Comments on: ZOMG! Ziphone Dude Crashing iPhones With Malicious Audio Code?

By: spook†

spook† — Tue, 04 Nov 2008 21:17:37 +0000

All well and good points, and I hate to beat a dead horse here, but if you read carefully, and get the whole story from elsewhere besides just here, you'll find he submitted it to Apple's security team long before the Forbe's article hit the net, or his own blog, read, straight from the article, where it mentions JULY:

"Zambrini told Forbes.com that he spotted the bug in July, and sent an e-mail to Jobs explaining what he found."

in fact, he has a history of doing so with previous issues as well over the past year or two. How exactly does 4 months after reporting it to Apple going public with it pan out to him going public first? Or is it just the fanboy stardust messing with people's perceptions of time and date?

By: iPhoneMilk

iPhoneMilk — Tue, 04 Nov 2008 14:52:14 +0000

Hey Spook- Rene is right.

I also think you're forgetting about the original problem here in the first place. THAT GUY did not report it to Apple right away, he just posted it out to the public first. THAT'S the problem.

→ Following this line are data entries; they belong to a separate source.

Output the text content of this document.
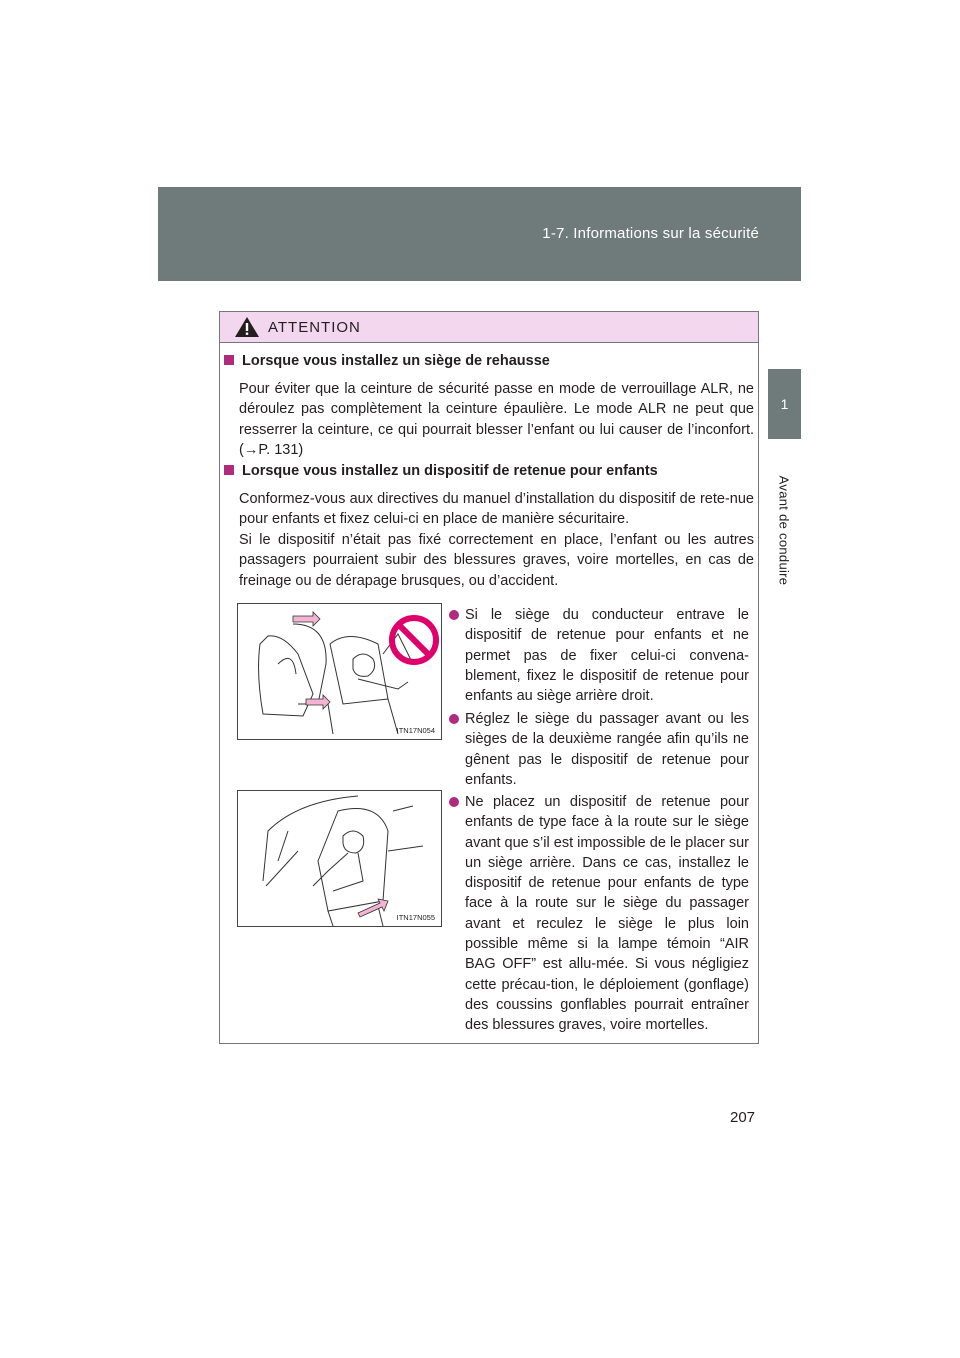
1-7. Informations sur la sécurité
1
Avant de conduire
ATTENTION
Lorsque vous installez un siège de rehausse
Pour éviter que la ceinture de sécurité passe en mode de verrouillage ALR, ne déroulez pas complètement la ceinture épaulière. Le mode ALR ne peut que resserrer la ceinture, ce qui pourrait blesser l’enfant ou lui causer de l’inconfort. (→P. 131)
Lorsque vous installez un dispositif de retenue pour enfants
Conformez-vous aux directives du manuel d’installation du dispositif de rete-nue pour enfants et fixez celui-ci en place de manière sécuritaire.
Si le dispositif n’était pas fixé correctement en place, l’enfant ou les autres passagers pourraient subir des blessures graves, voire mortelles, en cas de freinage ou de dérapage brusques, ou d’accident.
ITN17N054
ITN17N055
Si le siège du conducteur entrave le dispositif de retenue pour enfants et ne permet pas de fixer celui-ci convena-blement, fixez le dispositif de retenue pour enfants au siège arrière droit.
Réglez le siège du passager avant ou les sièges de la deuxième rangée afin qu’ils ne gênent pas le dispositif de retenue pour enfants.
Ne placez un dispositif de retenue pour enfants de type face à la route sur le siège avant que s’il est impossible de le placer sur un siège arrière. Dans ce cas, installez le dispositif de retenue pour enfants de type face à la route sur le siège du passager avant et reculez le siège le plus loin possible même si la lampe témoin “AIR BAG OFF” est allu-mée. Si vous négligiez cette précau-tion, le déploiement (gonflage) des coussins gonflables pourrait entraîner des blessures graves, voire mortelles.
207
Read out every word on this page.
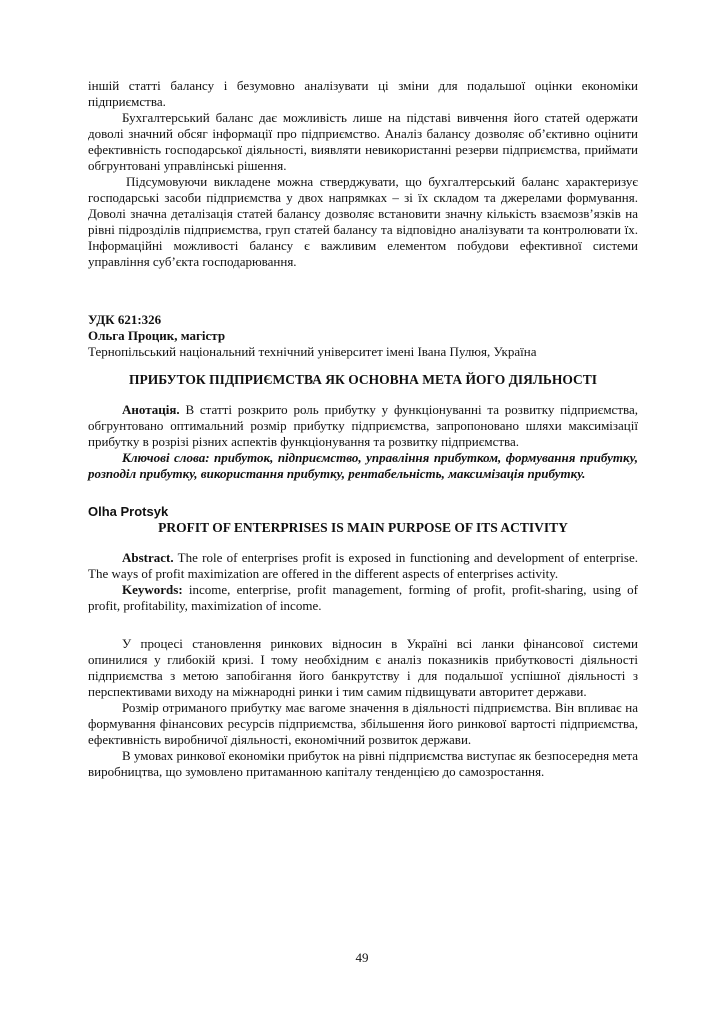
іншій статті балансу і безумовно аналізувати ці зміни для подальшої оцінки економіки підприємства.

Бухгалтерський баланс дає можливість лише на підставі вивчення його статей одержати доволі значний обсяг інформації про підприємство. Аналіз балансу дозволяє об’єктивно оцінити ефективність господарської діяльності, виявляти невикористанні резерви підприємства, приймати обгрунтовані управлінські рішення.

Підсумовуючи викладене можна стверджувати, що бухгалтерський баланс характеризує господарські засоби підприємства у двох напрямках – зі їх складом та джерелами формування. Доволі значна деталізація статей балансу дозволяє встановити значну кількість взаємозв’язків на рівні підрозділів підприємства, груп статей балансу та відповідно аналізувати та контролювати їх. Інформаційні можливості балансу є важливим елементом побудови ефективної системи управління суб’єкта господарювання.

УДК 621:326
Ольга Процик, магістр
Тернопільський національний технічний університет імені Івана Пулюя, Україна
ПРИБУТОК ПІДПРИЄМСТВА ЯК ОСНОВНА МЕТА ЙОГО ДІЯЛЬНОСТІ

Анотація. В статті розкрито роль прибутку у функціонуванні та розвитку підприємства, обгрунтовано оптимальний розмір прибутку підприємства, запропоновано шляхи максимізації прибутку в розрізі різних аспектів функціонування та розвитку підприємства.

Ключові слова: прибуток, підприємство, управління прибутком, формування прибутку, розподіл прибутку, використання прибутку, рентабельність, максимізація прибутку.

Olha Protsyk
PROFIT OF ENTERPRISES IS MAIN PURPOSE OF ITS ACTIVITY

Abstract. The role of enterprises profit is exposed in functioning and development of enterprise. The ways of profit maximization are offered in the different aspects of enterprises activity.

Keywords: income, enterprise, profit management, forming of profit, profit-sharing, using of profit, profitability, maximization of income.

У процесі становлення ринкових відносин в Україні всі ланки фінансової системи опинилися у глибокій кризі. І тому необхідним є аналіз показників прибутковості діяльності підприємства з метою запобігання його банкрутству і для подальшої успішної діяльності з перспективами виходу на міжнародні ринки і тим самим підвищувати авторитет держави.

Розмір отриманого прибутку має вагоме значення в діяльності підприємства. Він впливає на формування фінансових ресурсів підприємства, збільшення його ринкової вартості підприємства, ефективність виробничої діяльності, економічний розвиток держави.

В умовах ринкової економіки прибуток на рівні підприємства виступає як безпосередня мета виробництва, що зумовлено притаманною капіталу тенденцією до самозростання.

49
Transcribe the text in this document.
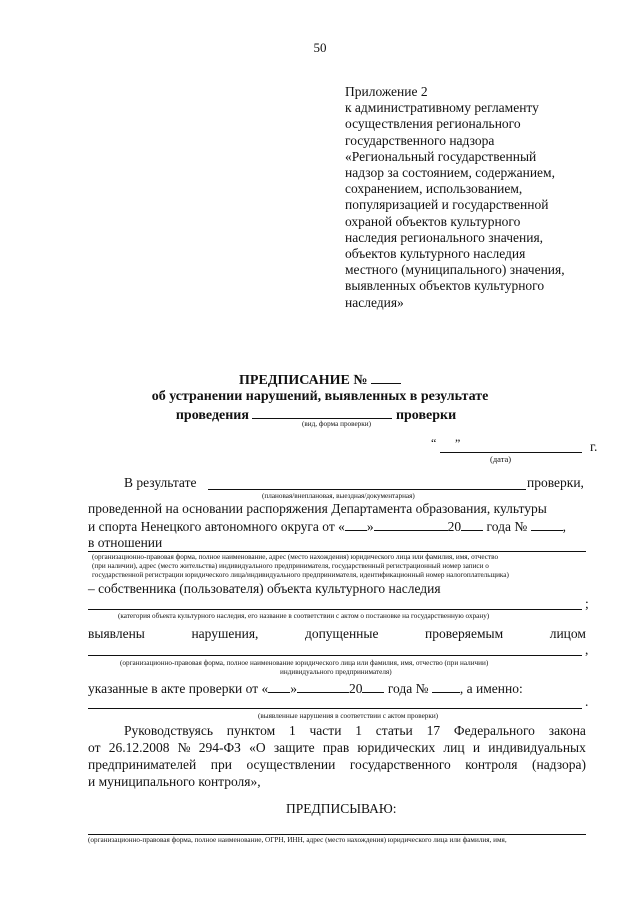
50
Приложение 2
к административному регламенту
осуществления регионального
государственного надзора
«Региональный государственный
надзор за состоянием, содержанием,
сохранением, использованием,
популяризацией и государственной
охраной объектов культурного
наследия регионального значения,
объектов культурного наследия
местного (муниципального) значения,
выявленных объектов культурного
наследия»
ПРЕДПИСАНИЕ №
об устранении нарушений, выявленных в результате
проведения	проверки
(вид, форма проверки)
“ ”	г.
(дата)
В результате	проверки,
(плановая/внеплановая, выездная/документарная)
проведенной на основании распоряжения Департамента образования, культуры
и спорта Ненецкого автономного округа от « »	20 года №	,
в отношении
(организационно-правовая форма, полное наименование, адрес (место нахождения) юридического лица или фамилия, имя, отчество
(при наличии), адрес (место жительства) индивидуального предпринимателя, государственный регистрационный номер записи о
государственной регистрации юридического лица/индивидуального предпринимателя, идентификационный номер налогоплательщика)
– собственника (пользователя) объекта культурного наследия
;
(категория объекта культурного наследия, его название в соответствии с актом о постановке на государственную охрану)
выявлены	нарушения,	допущенные	проверяемым	лицом
,
(организационно-правовая форма, полное наименование юридического лица или фамилия, имя, отчество (при наличии)
индивидуального предпринимателя)
указанные в акте проверки от « »	20 года № , а именно:
.
(выявленные нарушения в соответствии с актом проверки)
Руководствуясь пунктом 1 части 1 статьи 17 Федерального закона
от 26.12.2008 № 294-ФЗ «О защите прав юридических лиц и индивидуальных
предпринимателей при осуществлении государственного контроля (надзора)
и муниципального контроля»,
ПРЕДПИСЫВАЮ:
(организационно-правовая форма, полное наименование, ОГРН, ИНН, адрес (место нахождения) юридического лица или фамилия, имя,
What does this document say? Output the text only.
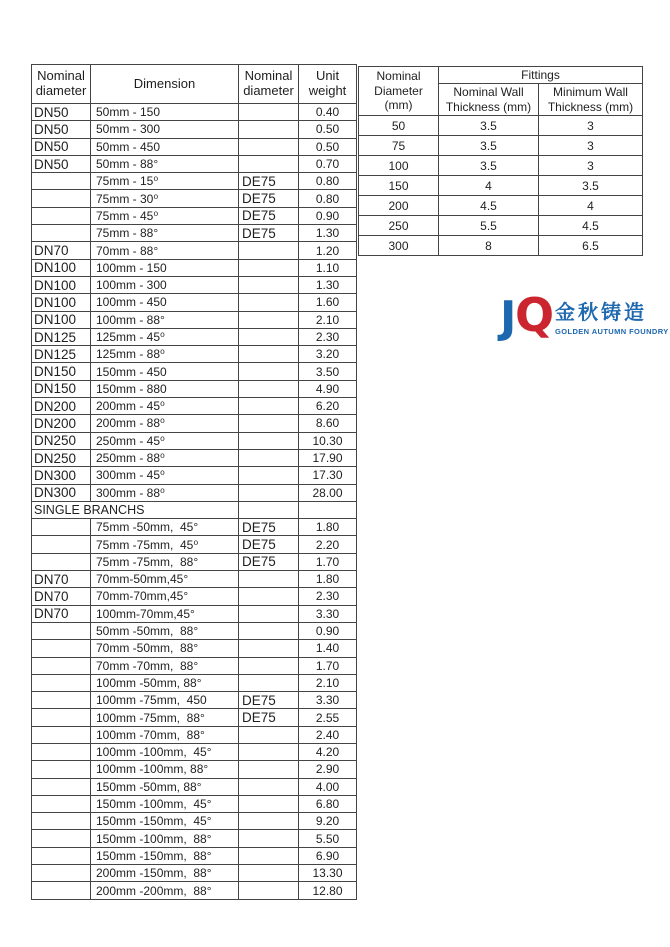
Nominal diameter	Dimension	Nominal diameter	Unit weight
DN50	50mm - 150		0.40
DN50	50mm - 300		0.50
DN50	50mm - 450		0.50
DN50	50mm - 88°		0.70
	75mm - 15⁰	DE75	0.80
	75mm - 30⁰	DE75	0.80
	75mm - 45⁰	DE75	0.90
	75mm - 88°	DE75	1.30
DN70	70mm - 88°		1.20
DN100	100mm - 150		1.10
DN100	100mm - 300		1.30
DN100	100mm - 450		1.60
DN100	100mm - 88°		2.10
DN125	125mm - 45⁰		2.30
DN125	125mm - 88⁰		3.20
DN150	150mm - 450		3.50
DN150	150mm - 880		4.90
DN200	200mm - 45⁰		6.20
DN200	200mm - 88⁰		8.60
DN250	250mm - 45⁰		10.30
DN250	250mm - 88⁰		17.90
DN300	300mm - 45⁰		17.30
DN300	300mm - 88⁰		28.00
SINGLE BRANCHS			
	75mm -50mm,  45°	DE75	1.80
	75mm -75mm,  45⁰	DE75	2.20
	75mm -75mm,  88°	DE75	1.70
DN70	70mm-50mm,45°		1.80
DN70	70mm-70mm,45°		2.30
DN70	100mm-70mm,45°		3.30
	50mm -50mm,  88°		0.90
	70mm -50mm,  88°		1.40
	70mm -70mm,  88°		1.70
	100mm -50mm, 88°		2.10
	100mm -75mm,  450	DE75	3.30
	100mm -75mm,  88°	DE75	2.55
	100mm -70mm,  88°		2.40
	100mm -100mm,  45°		4.20
	100mm -100mm, 88°		2.90
	150mm -50mm, 88°		4.00
	150mm -100mm,  45°		6.80
	150mm -150mm,  45°		9.20
	150mm -100mm,  88°		5.50
	150mm -150mm,  88°		6.90
	200mm -150mm,  88°		13.30
	200mm -200mm,  88°		12.80
Nominal Diameter (mm)	Fittings	
	Nominal Wall Thickness (mm)	Minimum Wall Thickness (mm)
50	3.5	3
75	3.5	3
100	3.5	3
150	4	3.5
200	4.5	4
250	5.5	4.5
300	8	6.5
J
Q 金秋铸造
GOLDEN AUTUMN FOUNDRY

The iPhone blog is not Posting this information out to the public what TiPb is doing is LETTING THE PUBLIC KNOW that this guy already did this. It's basically a warning.

and for people like ME? who don't read on some losers website i never even knew about this piece of information, so it's basically NEWS to me and helpful to me. Now i can keep myself on sort of an Orange alert status until i see a fix for it.

By: spook†

spook† — Tue, 04 Nov 2008 14:30:19 +0000

That Doesn't fly? Wow...feels like an episode of the Sopranos...

I'm still at a loss as to how you are faulting someone for making a security risk public, as you re-report the same story? Are you lost on the connection at all? I'm not faulting you for reporting it, but you are faulting someone else for the doing the same thing (someone who informed Apple in details, btw).

And yes, the title is misleading and a stab for attention...as much as if I was to say "TiPB supports people crashing iphones with malicious audio code"...simply because you report a problem doesn't mean you ARE the problem.

By: andr3w

andr3w — Tue, 04 Nov 2008 05:37:19 +0000

zibri is a freakin ****** with no life. Since people doesn’t donate to his website anymore he got mad. hahaha. Everything he says is a lie. This post is irrelevant.

By: ethan

ethan — Tue, 04 Nov 2008 04:07:03 +0000

I can crash the phone too! But I just launch engadget.com on the safari web browser.

By: Rene Ritchie

Rene Ritchie — Tue, 04 Nov 2008 02:03:40 +0000

Sorry, spook, but that don’t fly. Once it’s out, it’s out, and people have to be informed so they can prepare if any exploits do hit the wild. DNS cache poisoning was handled the right way (even if some experts guessed the specifics after partial disclosure, that partial disclosure only occurred after Microsoft and other major players were fully briefed and had solutions baking). This is closer to the socket-stress leak.

And the title isn’t tabloid-esque, it’s sarcastic — though maybe the humor failed as badly as the handling of the exploit?

By: Corey

Corey — Tue, 04 Nov 2008 00:42:44 +0000

Responsible? Z has not been responsible since day one with any of his stuff. it would be nice if he were however.

By: spook†

spook† — Tue, 04 Nov 2008 00:12:00 +0000

And we’re to believe somehow TiPB is taking the high road by re-reporting the story on its site and titling the post with such a “Tabloid-esque” and dramatic (and false) title that it is hard to ignore? Please, I can’t see applying a moral reporting standard to anyone if you can’t observe it yourself. I like this site, don’t get me wrong, but this article seems a bit hypocritical…how about thanking him for finding it and making it public as opposed to developing malicious code?